SQLAlchemy and multiple joins

If you have a complicated database scheme and you need to fetch data using multiple nested joins then you can encounter performance issues if you use SQLAlchemy incorrectly.

The query I wanted to do looked like this

select * from Wanted_Table join Table_A_1 on <...> join Table_A_2 on <...> join Table_A_final on <...> join Table_A_1 on <...> join Table_B_final on <...> join Table_C_1 on <...> join Table_C_final join Table_A_final on <...> join Table_B_final on <...> join Table_C_final on <...> where <some_clause>

Looks insane, right? Fortunately, Postgresql can handle this monstrous query but when I tried to execute it from Python+SQLAlchemy the query execution time was much longer when I used joinedload()

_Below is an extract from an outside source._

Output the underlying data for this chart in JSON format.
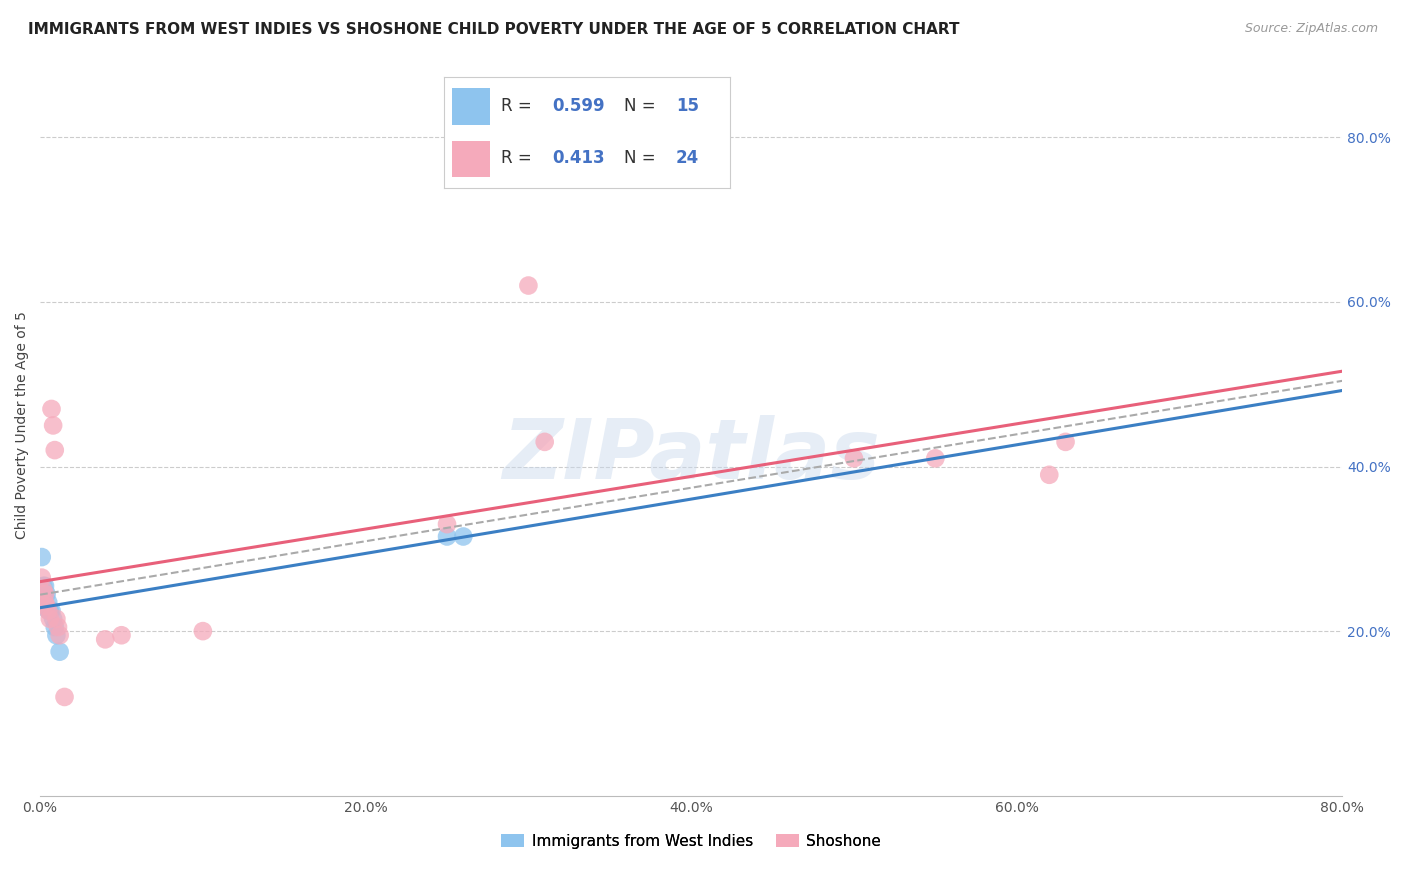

Thanks to EvaSDK and agronholm from sqlalchemy IRC channel, I managed to speed it up using subqueryload() for tables that appears more than once in the query. Finally, my query became this

results_cursor = session.query(Wanted_Table) \
.options(joinedload(Table_A_1).joinedload(Table_A_2).subqueryload(Table_A_final)) \ .options(joinedload(Table_A_1).subqueryload(Table_B_final)) \
.options(joinedload(Table_C_1).subqueryload(Table_C_final)) \
.options(subqueryload(Table_A_final)) \
.options(subqueryload(Table_B_final)) \
.options(subqueryload(Table_C_final)) \
.filter(<some_clause>)

The issue is that despite Postgresql is optimized for executing single complex query faster that several small queries, SQLAlchemy have some problems due to data transferring and mapping results to Python objects. Multiple joins of the same table make SQLAlchemy looking for duplicates and it happens really slow.

This page contains good explanation about difference between joins in SQLAlchemy so if you have some problems with joins execution time try these suggestions first.